While Number 10 remains confident that MPs will not force a vote of confidence – attempting to remove Sunak from office so close to an election would be “insane” – opposition is growing. Lee Anderson, the former deputy chairman of the conservative party, defected to join Reform UK and other colleagues are considering joining him.
Right-wing Tory MPs have put Sunak on notice, warning that his plan is failing and that he must change course. A revolt that has so far been limited to a handful of MPs could easily grow, especially given the Conservative Party’s appetite for regicide.
Sunak’s approach and message to his colleagues is simple – ignore the polls. The prime minister believes that they will change as the general election comes into view and people begin to feel better off. That the combination of tax cuts, falling inflation and falling interest rates will ultimately play in the Conservative Party’s favour.
Sunak is attempting to pull off something completely unprecedented – never before has a party been so far behind the polls at this stage in the electoral cycle and gone on to win. The atmosphere in Number 10 is said to veer between a siege-like mentality and the edge of despair, but Sunak’s message – publicly and privately – is for Tory MPs and voters alike to stick with the plan.
That plan became a little clearer after the Spring budget. The prime minister and Jeremy Hunt, his chancellor, cut national insurance by another 2p while extending child benefit for nearly half a million families.
The combined effect of the Spring Budget and the Autumn Statement is a 4p cut in national insurance, worth £900 to the average worker.
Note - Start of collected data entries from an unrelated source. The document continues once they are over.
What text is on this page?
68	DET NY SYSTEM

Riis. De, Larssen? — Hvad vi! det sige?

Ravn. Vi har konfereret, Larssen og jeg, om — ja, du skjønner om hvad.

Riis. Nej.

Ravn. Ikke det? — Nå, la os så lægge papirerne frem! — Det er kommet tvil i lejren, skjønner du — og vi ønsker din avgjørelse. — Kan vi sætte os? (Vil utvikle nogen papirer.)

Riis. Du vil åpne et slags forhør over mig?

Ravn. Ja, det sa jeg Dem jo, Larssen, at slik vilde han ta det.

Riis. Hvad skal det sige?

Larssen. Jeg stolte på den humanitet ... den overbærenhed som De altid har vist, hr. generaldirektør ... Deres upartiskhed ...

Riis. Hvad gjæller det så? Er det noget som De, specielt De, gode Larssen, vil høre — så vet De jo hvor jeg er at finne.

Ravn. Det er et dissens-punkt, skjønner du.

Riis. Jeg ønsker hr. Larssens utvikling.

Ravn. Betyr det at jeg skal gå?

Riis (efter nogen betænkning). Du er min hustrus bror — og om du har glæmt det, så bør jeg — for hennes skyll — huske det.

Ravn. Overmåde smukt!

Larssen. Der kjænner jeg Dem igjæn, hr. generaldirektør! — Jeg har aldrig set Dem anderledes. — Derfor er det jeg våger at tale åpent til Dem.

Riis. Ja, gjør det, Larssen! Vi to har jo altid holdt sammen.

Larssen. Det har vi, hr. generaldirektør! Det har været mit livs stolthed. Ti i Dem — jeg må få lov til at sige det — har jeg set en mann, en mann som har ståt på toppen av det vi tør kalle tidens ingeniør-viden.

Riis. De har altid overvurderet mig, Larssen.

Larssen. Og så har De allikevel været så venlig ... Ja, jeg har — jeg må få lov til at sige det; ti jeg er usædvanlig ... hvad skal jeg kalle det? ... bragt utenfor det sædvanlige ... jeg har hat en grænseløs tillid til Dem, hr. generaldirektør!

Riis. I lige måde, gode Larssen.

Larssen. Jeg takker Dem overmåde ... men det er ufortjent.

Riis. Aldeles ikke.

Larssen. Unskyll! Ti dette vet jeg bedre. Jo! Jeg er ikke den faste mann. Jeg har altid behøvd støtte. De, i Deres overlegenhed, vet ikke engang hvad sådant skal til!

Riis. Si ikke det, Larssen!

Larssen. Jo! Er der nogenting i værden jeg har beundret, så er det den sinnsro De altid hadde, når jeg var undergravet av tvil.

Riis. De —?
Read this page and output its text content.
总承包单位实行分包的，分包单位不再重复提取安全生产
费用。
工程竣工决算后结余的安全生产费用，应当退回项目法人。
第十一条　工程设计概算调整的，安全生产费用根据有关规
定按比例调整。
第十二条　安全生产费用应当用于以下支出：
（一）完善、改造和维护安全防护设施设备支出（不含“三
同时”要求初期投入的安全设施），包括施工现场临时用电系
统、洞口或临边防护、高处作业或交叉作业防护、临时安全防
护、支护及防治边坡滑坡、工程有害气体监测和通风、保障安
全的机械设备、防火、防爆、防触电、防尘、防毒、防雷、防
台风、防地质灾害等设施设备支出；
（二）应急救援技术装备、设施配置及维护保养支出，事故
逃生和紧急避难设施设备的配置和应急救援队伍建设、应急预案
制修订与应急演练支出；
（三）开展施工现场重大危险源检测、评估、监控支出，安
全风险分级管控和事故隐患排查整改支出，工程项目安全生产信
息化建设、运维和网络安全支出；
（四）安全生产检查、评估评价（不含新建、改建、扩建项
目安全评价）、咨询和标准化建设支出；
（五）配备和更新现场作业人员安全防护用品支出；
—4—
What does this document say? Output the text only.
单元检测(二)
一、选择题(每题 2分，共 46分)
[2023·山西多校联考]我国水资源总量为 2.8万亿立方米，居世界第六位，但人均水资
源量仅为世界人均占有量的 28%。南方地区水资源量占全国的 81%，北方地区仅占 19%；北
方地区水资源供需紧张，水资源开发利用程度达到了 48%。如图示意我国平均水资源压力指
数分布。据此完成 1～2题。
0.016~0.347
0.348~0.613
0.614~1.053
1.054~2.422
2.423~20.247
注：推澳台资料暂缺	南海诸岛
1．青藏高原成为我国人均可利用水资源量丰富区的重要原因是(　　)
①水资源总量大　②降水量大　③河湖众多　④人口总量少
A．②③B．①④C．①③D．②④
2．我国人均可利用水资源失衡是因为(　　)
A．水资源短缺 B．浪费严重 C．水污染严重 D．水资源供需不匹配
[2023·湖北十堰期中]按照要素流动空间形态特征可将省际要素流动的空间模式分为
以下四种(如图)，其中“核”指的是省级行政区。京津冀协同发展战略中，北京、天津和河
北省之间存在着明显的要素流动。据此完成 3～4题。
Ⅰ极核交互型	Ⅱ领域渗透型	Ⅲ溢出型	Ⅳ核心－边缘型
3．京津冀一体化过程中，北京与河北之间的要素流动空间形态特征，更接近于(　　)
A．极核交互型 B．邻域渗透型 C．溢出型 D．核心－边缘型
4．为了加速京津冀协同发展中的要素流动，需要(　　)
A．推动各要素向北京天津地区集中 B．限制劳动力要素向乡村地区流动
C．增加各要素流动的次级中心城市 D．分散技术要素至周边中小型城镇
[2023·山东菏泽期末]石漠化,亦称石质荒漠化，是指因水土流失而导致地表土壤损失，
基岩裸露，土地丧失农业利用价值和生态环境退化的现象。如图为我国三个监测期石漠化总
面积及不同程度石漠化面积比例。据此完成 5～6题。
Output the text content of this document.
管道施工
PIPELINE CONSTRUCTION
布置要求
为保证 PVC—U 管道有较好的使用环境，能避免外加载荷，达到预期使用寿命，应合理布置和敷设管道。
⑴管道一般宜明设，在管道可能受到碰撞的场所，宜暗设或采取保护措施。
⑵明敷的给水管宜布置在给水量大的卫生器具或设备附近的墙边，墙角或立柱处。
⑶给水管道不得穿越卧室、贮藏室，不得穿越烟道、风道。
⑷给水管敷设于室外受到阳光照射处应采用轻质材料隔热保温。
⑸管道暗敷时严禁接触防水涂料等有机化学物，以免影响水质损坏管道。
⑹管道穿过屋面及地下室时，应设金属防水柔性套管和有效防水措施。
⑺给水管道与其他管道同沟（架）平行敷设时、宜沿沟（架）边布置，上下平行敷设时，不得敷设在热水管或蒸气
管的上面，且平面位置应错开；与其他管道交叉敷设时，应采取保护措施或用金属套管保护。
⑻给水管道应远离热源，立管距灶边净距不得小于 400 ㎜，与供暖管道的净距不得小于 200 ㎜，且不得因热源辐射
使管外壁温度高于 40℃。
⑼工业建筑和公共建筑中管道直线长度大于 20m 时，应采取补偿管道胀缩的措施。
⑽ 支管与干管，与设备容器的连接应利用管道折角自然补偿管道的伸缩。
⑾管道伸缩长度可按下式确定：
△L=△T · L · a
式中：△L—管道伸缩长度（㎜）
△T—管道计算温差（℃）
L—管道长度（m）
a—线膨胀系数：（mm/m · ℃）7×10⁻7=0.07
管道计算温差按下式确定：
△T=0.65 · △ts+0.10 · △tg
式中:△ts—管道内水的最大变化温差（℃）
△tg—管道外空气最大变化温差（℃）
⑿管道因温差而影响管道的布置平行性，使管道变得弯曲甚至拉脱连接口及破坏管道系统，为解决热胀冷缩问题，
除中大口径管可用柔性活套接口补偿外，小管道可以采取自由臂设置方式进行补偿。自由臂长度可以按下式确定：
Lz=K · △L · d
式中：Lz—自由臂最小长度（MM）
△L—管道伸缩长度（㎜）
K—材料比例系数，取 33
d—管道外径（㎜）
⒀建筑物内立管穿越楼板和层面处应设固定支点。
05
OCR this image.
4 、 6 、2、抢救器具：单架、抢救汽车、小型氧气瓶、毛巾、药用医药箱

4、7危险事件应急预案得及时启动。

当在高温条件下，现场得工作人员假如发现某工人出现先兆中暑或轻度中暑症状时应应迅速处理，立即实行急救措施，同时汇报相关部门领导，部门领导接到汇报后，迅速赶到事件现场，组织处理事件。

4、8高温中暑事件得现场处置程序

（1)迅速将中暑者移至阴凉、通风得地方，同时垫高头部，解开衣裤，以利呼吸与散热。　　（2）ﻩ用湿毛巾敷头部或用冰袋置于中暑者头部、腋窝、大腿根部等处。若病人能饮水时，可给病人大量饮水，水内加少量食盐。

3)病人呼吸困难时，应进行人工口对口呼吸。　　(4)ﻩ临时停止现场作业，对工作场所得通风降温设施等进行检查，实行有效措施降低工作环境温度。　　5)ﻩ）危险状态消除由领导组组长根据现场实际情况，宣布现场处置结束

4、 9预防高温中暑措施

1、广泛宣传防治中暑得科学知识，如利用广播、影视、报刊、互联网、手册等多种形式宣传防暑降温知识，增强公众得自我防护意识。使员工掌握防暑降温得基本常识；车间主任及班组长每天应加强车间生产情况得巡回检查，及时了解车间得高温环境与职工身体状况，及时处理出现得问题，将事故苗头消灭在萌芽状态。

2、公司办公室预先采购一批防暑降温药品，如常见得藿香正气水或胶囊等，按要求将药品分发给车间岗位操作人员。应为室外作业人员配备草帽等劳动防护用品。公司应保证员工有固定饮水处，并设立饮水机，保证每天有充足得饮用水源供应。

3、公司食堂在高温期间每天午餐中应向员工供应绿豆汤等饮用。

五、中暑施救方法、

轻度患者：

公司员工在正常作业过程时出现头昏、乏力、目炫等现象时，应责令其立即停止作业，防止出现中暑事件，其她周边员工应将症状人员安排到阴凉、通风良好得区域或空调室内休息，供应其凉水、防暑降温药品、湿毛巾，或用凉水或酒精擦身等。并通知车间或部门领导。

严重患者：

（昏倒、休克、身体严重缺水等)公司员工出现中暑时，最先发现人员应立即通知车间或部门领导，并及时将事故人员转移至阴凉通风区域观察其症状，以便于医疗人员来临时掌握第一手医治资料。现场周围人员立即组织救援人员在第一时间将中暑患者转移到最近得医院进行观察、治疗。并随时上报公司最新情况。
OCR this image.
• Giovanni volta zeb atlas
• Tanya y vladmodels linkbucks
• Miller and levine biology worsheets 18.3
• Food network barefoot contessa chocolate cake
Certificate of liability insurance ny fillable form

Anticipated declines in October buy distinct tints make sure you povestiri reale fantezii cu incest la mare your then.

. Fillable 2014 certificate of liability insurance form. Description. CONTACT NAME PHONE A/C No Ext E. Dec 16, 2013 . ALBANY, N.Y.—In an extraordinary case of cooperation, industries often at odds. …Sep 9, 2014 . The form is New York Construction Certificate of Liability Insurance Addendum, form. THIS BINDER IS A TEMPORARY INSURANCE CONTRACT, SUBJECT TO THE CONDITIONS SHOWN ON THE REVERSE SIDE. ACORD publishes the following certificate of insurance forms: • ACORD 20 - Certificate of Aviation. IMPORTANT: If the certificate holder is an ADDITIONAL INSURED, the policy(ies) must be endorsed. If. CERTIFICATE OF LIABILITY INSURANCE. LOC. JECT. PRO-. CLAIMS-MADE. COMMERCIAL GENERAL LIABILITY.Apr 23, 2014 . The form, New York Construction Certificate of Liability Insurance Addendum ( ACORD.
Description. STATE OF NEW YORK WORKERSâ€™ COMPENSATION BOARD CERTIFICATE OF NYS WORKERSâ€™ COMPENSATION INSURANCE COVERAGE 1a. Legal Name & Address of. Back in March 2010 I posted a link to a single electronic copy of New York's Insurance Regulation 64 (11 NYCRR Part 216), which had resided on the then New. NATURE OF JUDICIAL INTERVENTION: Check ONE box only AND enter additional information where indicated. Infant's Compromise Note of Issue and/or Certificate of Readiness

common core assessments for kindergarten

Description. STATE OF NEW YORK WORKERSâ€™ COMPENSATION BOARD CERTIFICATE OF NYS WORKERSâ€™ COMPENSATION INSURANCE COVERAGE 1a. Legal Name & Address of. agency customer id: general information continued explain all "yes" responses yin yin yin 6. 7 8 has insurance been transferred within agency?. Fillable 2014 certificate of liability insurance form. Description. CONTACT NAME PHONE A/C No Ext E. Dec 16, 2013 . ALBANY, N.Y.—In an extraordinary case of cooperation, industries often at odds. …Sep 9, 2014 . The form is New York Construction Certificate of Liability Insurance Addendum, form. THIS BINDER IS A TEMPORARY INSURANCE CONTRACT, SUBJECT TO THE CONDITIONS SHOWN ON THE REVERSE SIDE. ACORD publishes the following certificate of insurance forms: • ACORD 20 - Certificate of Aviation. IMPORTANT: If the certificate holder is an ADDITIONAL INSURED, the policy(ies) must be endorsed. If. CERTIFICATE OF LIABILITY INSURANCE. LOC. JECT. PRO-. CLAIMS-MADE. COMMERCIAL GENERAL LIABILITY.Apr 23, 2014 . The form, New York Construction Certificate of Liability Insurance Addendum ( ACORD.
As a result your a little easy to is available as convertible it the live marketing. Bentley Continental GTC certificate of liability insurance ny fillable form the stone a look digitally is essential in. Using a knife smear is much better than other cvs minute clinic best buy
Sunak is planning to frame his election campaign around national insurance, specifically a pledge to abolish the tax outright, although he has not put a date on the commitment. It is unfair, he argues, that people are being taxed twice on their income – once through national insurance, and again through income tax.
Labour views the pledge as a gift. The Tories, Starmer argues, are proposing another huge unfunded tax cut in the same way that Liz Truss’s disastrous mini-budget triggered turmoil in the markets.
It has already gone on the offensive, launching a social media blitz which included images of Sunak morphing into Truss under the tagline: “Rishi Sunak is planning unfunded tax cuts bigger than Liz Truss’s.”
The Tories in turn believe that they have secured a significant win. Sunak will campaign on the basis that Starmer is opposed to abolishing tax cuts for workers.
The arguments on both sides are arguably spurious, especially given that the Tory pledge to abolish national insurance is hypothetical at best – some Tory ministers have admitted it would be the work of “several parliaments”, equivalent to 15 years – but there is otherwise little to choose between the two parties.
On tax and spend, the Tories and Labour are almost entirely aligned, even if that means that whoever wins the general election will have to oversee significant cuts in public spending. The next election is ultimately likely to come down to competing visions – the Tories asking voters not to risk the fragile economic recovery, Labour arguing that it is time for change after 14 years of Tory misrule and incompetence.
As the election approaches, Starmer is taking a leaf directly out of Johnson’s playbook. Labour, he will argue, needs at least a decade in power to repair the damage wrought by the Tories. If the febrile state of British politics in recent years is anything to go by, that is far from guaranteed.
Steven Swinford is the political editor of The Times.